A major enabler in the construction of functional GUVs has been the development of emulsion phase transfer (EPT) methods for their production,5,7–10 where water-in-oil droplets are used as templates around which a bilayer is assembled. This method is attractive as unlike traditional methods (such as electroformation) it allows the encapsulation of large, charged chemical species (a category which many biomolecules fall under), requires no specialised equipment, is amenable to translation into high-throughput microfluidic formats,6,8,11–13 and is uniquely capable of producing asymmetric GUVs.14,15 However, there is an open question surrounding the degree of incorporation of different amphiphiles into membranes formed by EPT, an issue which must be addressed if composition-dependent features are to be utilised, for example in the construction of vesicles with controlled surface structure.
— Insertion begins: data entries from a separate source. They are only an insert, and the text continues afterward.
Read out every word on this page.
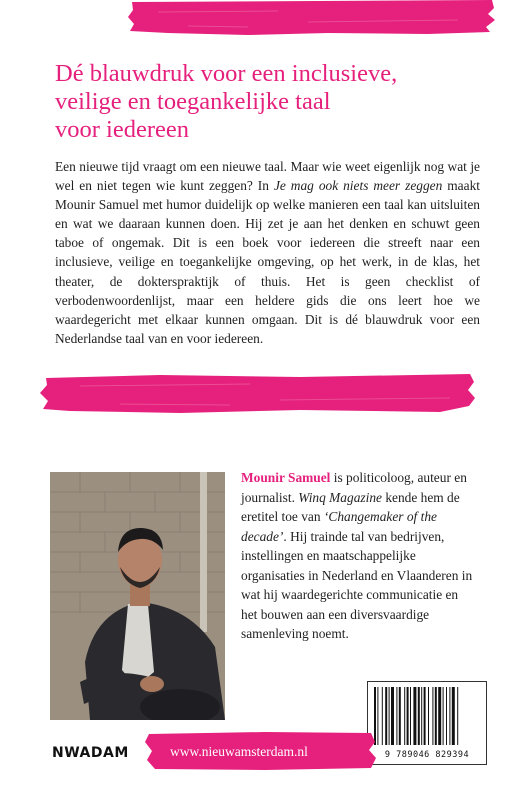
Dé blauwdruk voor een inclusieve,
veilige en toegankelijke taal
voor iedereen

Een nieuwe tijd vraagt om een nieuwe taal. Maar wie weet eigenlijk nog wat je wel en niet tegen wie kunt zeggen? In Je mag ook niets meer zeggen maakt Mounir Samuel met humor duidelijk op welke manieren een taal kan uitsluiten en wat we daaraan kunnen doen. Hij zet je aan het denken en schuwt geen taboe of ongemak. Dit is een boek voor iedereen die streeft naar een inclusieve, veilige en toegankelijke omgeving, op het werk, in de klas, het theater, de dokterspraktijk of thuis. Het is geen checklist of verbodenwoordenlijst, maar een heldere gids die ons leert hoe we waardegericht met elkaar kunnen omgaan. Dit is dé blauwdruk voor een Nederlandse taal van en voor iedereen.

Mounir Samuel is politicoloog, auteur en journalist. Winq Magazine kende hem de eretitel toe van ‘Changemaker of the decade’. Hij trainde tal van bedrijven, instellingen en maatschappelijke organisaties in Nederland en Vlaanderen in wat hij waardegerichte communicatie en het bouwen aan een diversvaardige samenleving noemt.

9 789046 829394
NWADAM	www.nieuwamsterdam.nl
One widely-studied membrane phenomenon is the lateral heterogeneity of membranes containing multiple lipid components. These membranes can separate into coexisting phases (or domains) that possess different degrees of molecular order and have distinct compositions.16 Single component membranes show a transition between a gel phase (Lβ) and fluid phase (Lα) at a defined melting temperature (Tm), a process that is associated with increased membrane permeability due to the formation of membrane defects.17,18 In two component mixtures of high- and low-melting point lipids, these phases can coexist. When cholesterol is added to form ternary mixtures, coexisting liquid disordered (Ld) and liquid ordered (Lo) domains can form. The Lo phase is enriched in cholesterol and saturated lipid (e.g. DPPC) and a Ld phase composed of mostly unsaturated lipid (e.g. DOPC).19–21 While both the Lo and Ld phases exhibit rapid lateral diffusion within the plane of the membrane, the lipid chains within the Lo phase have a significantly higher degree of order than those in the Ld phase. Transition from a phase separated to a mixed state can be achieved by heating above a characteristic mixing temperature (Tmix) for a particular lipid composition (which can differ from the melting temperature (Tm) of individual lipids).22

Despite being extensively studied in GUVs formed via electroformation, there remains a scarcity of literature on phase separation in GUVs constructed from water-in-oil emulsions. Hamada et al. reported the use of the EPT technique to prepare asymmetric GUVs with microdomains.23 However, the work merely confirmed domain formation was possible and did not probe any further. A droplet-shooting and size-filtration (DSSF) method also showed that phase separation was possible, but did not undertake a comprehensive investigation.24 Finally, a vesicle formation technique, ‘continuous droplet interface crossing encapsulation’ (cDICE) has recently been investigated for its potential to incorporate charged lipids and sterols.25 Although cDICE tolerated charged lipids well, the method was highly inefficient at incorporating cholesterol (<1% efficiency), so Lo/Ld domains could not be formed.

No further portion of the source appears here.